Depuis la Renaissance, et surtout depuis les Lumières, l’humanité s’emploie à chasser l’irrationalité de son univers. Pourquoi donc des Érasme, des Nietzsche, des Jung et des Dalí s’entêtent-ils à lui préserver ses lettres de noblesse ?
Jean Désy se prononce pour l’irrationalité. Non pas de façon absolue, bien sûr : la rationalité, qui a permis à l’humanité de faire tant de progrès intellectuels et matériels, garde droit de cité. Mais l’irrationalité fait aussi partie de notre monde, subjectif et objectif. De notre monde subjectif : on aura beau dire, l’imagination, l’intuition, le chaos, le mystère, l’interprétation, la synchronicité feront toujours partie de l’expérience humaine. De notre monde objectif : qui peut vraiment garantir que la réalité de l’univers est réductible à des formules mathématiques et à des chaînes de cause à effet ?

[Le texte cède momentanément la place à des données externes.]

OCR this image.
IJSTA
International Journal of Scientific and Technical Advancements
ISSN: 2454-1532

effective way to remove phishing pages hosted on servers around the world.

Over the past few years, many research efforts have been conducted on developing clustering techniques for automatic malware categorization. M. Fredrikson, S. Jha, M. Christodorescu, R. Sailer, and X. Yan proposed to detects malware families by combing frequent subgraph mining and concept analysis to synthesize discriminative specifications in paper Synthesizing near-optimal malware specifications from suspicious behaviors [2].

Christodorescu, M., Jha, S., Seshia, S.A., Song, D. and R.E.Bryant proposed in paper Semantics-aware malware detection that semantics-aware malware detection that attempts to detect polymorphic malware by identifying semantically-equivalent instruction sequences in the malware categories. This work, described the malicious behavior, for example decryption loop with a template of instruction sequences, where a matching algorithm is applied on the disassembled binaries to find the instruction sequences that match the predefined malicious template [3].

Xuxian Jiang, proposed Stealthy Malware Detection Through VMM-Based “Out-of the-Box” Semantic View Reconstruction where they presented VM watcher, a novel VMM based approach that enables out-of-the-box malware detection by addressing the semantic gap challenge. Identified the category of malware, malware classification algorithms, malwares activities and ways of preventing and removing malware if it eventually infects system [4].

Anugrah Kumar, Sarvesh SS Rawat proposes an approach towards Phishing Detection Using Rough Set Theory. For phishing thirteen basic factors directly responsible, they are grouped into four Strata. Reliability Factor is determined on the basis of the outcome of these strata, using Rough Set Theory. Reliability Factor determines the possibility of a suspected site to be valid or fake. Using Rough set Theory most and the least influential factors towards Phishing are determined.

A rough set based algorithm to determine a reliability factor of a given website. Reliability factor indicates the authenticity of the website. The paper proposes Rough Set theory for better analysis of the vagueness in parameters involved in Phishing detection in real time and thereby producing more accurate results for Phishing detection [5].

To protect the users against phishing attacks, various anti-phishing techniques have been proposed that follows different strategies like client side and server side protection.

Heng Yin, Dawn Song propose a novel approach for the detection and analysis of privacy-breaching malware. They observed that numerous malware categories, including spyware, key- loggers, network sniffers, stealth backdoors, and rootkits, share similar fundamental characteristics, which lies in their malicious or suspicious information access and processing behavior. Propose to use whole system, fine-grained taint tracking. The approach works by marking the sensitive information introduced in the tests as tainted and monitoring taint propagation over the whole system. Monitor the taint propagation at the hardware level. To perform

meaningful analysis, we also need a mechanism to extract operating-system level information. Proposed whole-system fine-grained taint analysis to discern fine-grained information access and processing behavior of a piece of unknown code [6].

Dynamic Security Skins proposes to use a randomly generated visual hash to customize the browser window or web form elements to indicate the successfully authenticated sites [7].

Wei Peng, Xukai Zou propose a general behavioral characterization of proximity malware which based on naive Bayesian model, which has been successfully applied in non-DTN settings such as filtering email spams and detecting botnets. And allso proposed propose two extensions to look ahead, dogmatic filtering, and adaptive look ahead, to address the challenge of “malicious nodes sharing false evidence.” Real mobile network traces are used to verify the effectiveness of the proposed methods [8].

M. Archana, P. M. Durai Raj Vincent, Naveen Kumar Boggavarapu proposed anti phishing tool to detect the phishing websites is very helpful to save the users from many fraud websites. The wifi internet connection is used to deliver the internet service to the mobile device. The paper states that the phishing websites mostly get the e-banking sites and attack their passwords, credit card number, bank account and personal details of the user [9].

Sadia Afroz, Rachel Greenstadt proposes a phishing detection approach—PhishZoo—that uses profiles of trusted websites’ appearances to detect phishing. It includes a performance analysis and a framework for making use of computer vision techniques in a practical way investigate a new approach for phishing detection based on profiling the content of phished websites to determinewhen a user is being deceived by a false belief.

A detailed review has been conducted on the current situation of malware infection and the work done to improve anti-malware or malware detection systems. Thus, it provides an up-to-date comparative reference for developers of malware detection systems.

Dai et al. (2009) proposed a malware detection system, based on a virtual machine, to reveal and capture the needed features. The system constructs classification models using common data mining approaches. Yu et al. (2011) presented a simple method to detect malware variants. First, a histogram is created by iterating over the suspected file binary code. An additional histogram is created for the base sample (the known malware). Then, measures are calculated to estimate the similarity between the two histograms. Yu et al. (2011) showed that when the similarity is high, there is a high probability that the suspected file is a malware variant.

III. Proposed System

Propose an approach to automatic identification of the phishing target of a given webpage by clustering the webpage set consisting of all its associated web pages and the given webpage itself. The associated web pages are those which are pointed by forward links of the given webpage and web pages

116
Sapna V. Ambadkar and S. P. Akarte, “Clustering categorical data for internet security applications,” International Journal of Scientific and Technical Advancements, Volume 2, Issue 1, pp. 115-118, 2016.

C’est donc pour le rétablissement d’un équilibre que plaide l’auteur auprès d’un monde rationalisant, afin de redonner à l’irrationalité son juste espace. « J’ai d’ailleurs l’intuition que la seule rationalité sera toujours incapable de satisfaire complètement la plupart des interrogations fondamentales de l’humanité, celles qui perdurent depuis l’apparition de l’être pensant sur Terre. »
Nécessaire, l’irrationalité, mais en quoi ? Difficile à démontrer (par définition), mais une chose est sûre, c’est que la rationalité sur laquelle s’est bâti le monde occidental ne l’a pas protégé des pires malheurs. Sur le plan social, des régimes totalitaires ont expressément cherché à éradiquer l’irrationalité – notamment sous sa forme religieuse – sans aboutir à des effets probants. « Le pouvoir de conceptualisation, d’abstraction et d’idéalisation est tel chez l’humain que celui-ci peut fort bien en arriver à ne plus croire qu’en une théorie, parfaitement réalisable sur le plan abstrait, mais qui ne tolère pas la vie concrète, individuelle ou collective. » Et sur le plan technique : « La situation climatologique mondiale n’est peut-être que l’aboutissement d’un jeu de forces rationalisantes extrêmes qui ont conclu en raison de leurs analyses rationnelles que le progrès de l’humanité allait de pair avec le développement économique. Jusqu’à ce que tout à coup, irrationnellement, la planète se mette à gronder devant les hallucinants ‘progrès’ d’une humanité qui occupe de plus en plus tout l’espace naturel, au détriment de sa propre survie ».
C’est ainsi que l’auteur fait valoir que « l’irrationalité est nécessaire à l’ordre social » et même que « l’irrationalité est scientifique » (Einstein et Reeves, pour ne citer que ceux-là, n’ont pu en faire fi dans leurs réflexions existentielles). Mais Désy, médecin de formation, soutient aussi que « l’irrationalité est médicinale ». Le médecin, en effet, ne peut vraiment bien faire son travail s’il voit le patient uniquement comme un ensemble de morceaux organiques reliés par des phénomènes physiologiques et chimiques. Et pour cela, il doit élargir sa sphère d’appréhension, au-delà de la « science dure », pour s’enrichir entre autres par la poésie et la littérature. « S’adonner au monde de Victor-Lévy Beaulieu tout en apprenant l’anatomie […] demeure la seule façon de ne pas oublier qu’un tibia n’est pas qu’un os désincarné […] » L’auteur affirme même qu’une synchronicité lui a permis de diagnostiquer une méningite « malgré l’extrême ténuité des signes et symptômes ».
L’irrationalité est donc aussi « pédagogique » et, bien sûr, « artistique ». Et finalement, « l’irrationalité sonde le mystère ». On voudrait bien en finir avec les mystères de la vie, donc avec les approches irrationnelles qui savent les tolérer, voire les cultiver. C’est le « vieux rêve rationaliste de rassurer et de sécuriser l’être humain grâce à une compréhension intellectuelle des phénomènes naturels », qui trouve des « porte-parole de choix » chez nombre d’auteurs du XIXe siècle tels Sigmund Freud et Claude Bernard, mais dont les racines remontent à Socrate. L’homme du XXIe siècle, lui, est-il condamné à suivre cette doxa dont la promesse de libération s’avère de plus en plus douteuse, ou ne devrait-il pas, sur les traces de Malraux, considérer que son siècle « sera l’âge de l’ombre assumée, c’est-à-dire du ‘ça pense en soi’ qui cherche à fleurir en dehors des seuls cadres logiques dits normaux »?
Sans arrogance, Désy trace des chemins profonds qui sont aptes à élargir la conscience de notre monde et de notre destin.